President Bush's national security adviser declined to discuss the special forces' activities in Afghanistan. "I cannot talk about what special operations are doing," Condoleezza Rice said on CNN from China, where Bush is attending an Asia-Pacific economic meeting.
On ABC's "Good Morning America," she said: "We have (been) and are paving the way for friendly forces."
Signs that special forces were ready to go or might already be inside Afghanistan have been building all week. The Navy's USS Kitty Hawk, an aircraft carrier in the Indian Ocean, was loaded with special forces last weekend.
And an Air Force special operations AC-130 gunship on Monday began attacking in southern Afghanistan.

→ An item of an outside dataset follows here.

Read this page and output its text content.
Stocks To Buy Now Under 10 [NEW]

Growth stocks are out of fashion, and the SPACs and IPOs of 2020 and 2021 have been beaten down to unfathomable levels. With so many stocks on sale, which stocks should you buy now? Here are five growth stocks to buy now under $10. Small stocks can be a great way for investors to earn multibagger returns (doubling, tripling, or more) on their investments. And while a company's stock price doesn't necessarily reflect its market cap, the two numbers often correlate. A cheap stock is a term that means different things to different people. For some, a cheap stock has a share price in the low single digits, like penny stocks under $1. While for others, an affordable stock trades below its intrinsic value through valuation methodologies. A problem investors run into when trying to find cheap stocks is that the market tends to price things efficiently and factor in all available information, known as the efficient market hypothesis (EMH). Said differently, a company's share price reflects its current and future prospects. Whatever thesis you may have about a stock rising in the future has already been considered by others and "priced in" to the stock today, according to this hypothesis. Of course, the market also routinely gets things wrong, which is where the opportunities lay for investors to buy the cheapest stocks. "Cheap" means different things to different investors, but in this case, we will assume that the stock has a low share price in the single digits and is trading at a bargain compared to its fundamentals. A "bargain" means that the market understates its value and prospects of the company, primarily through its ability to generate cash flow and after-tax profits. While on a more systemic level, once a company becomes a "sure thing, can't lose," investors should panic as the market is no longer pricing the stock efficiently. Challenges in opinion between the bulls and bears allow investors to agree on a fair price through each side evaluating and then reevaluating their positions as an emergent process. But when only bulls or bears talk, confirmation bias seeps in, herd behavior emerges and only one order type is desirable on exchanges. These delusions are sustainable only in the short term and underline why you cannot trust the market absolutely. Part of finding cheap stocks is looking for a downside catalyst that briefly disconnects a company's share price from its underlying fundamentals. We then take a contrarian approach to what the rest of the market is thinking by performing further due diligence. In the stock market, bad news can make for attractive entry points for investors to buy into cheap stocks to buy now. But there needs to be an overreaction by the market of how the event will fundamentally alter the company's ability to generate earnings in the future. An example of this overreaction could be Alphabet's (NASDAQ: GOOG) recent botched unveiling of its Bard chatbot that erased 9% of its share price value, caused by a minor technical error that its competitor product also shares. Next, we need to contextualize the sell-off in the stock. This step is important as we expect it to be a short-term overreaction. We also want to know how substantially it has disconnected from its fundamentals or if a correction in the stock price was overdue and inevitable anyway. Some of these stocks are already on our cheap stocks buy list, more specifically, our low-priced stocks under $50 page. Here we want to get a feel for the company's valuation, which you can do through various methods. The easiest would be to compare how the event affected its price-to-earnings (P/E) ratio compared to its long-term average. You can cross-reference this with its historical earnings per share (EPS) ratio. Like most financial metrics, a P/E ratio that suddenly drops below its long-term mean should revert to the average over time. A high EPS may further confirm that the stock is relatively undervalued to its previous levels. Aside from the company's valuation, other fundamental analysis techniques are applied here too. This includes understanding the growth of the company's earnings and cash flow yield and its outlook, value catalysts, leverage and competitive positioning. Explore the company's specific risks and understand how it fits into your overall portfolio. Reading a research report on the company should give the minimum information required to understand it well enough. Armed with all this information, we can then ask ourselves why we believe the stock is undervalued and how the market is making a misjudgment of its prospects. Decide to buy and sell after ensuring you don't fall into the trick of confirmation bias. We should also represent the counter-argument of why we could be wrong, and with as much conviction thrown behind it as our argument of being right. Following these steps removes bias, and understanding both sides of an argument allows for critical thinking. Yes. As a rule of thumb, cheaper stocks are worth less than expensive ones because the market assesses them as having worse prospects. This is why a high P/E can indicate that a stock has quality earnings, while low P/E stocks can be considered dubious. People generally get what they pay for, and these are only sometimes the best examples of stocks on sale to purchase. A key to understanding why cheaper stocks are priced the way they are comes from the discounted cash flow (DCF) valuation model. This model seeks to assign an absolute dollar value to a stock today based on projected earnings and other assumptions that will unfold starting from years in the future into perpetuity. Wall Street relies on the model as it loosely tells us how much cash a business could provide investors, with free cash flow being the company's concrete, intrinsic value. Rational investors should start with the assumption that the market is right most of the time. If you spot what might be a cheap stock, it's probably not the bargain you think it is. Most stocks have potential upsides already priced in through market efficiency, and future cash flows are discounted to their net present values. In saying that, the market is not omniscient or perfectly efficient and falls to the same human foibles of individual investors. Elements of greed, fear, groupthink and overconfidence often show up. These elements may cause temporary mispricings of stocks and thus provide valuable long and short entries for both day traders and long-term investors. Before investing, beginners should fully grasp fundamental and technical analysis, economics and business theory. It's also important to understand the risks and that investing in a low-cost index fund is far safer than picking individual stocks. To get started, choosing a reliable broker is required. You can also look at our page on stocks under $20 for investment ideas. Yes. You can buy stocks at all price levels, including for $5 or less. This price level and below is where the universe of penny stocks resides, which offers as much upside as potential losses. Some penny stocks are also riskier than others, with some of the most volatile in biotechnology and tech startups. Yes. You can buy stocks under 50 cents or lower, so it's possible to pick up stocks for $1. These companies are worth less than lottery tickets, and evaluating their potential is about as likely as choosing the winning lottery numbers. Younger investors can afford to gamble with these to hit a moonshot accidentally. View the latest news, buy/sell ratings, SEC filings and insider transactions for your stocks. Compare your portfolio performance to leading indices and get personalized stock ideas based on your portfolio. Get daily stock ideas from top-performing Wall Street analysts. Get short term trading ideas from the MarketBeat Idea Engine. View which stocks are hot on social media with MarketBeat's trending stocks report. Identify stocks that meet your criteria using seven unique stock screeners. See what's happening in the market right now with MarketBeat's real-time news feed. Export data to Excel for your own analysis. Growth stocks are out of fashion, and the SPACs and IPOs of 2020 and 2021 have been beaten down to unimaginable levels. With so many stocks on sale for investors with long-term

The high-firepower AC-130s typically give close air cover to forces already on the ground or going in for small-unit operations.
Bush refused to confirm the presence of U.S. ground forces in Afghanistan but said, "We will use whatever means are necessary to achieve our objective."
Vice President Dick Cheney said Thursday night that airstrikes since Oct. 7 against terrorist camps and military targets have made possible a new phase of the war.
"The success of our air campaign has cleared the way for further action which the Taliban and terrorists can neither predict nor escape," he said in a speech in New York.
Special operations troops specialize in undercover search-and-destroy missions, quick commando raids, psychological warfare and training of friendly local forces.
Rumsfeld said Thursday airstrikes alone will not be enough to rid Afghanistan of the al-Qaida terrorist network.
Rumsfeld said "you cannot really do sufficient damage" with air power alone. Warplanes "can't crawl around on the ground and find people."
Rice said there was evidence that "we are beginning to really degrade the military capability of the Taliban."
"The president is determined that when this war is done that Afghanistan will not be territory from which one can launch and train and house and abet terrorists."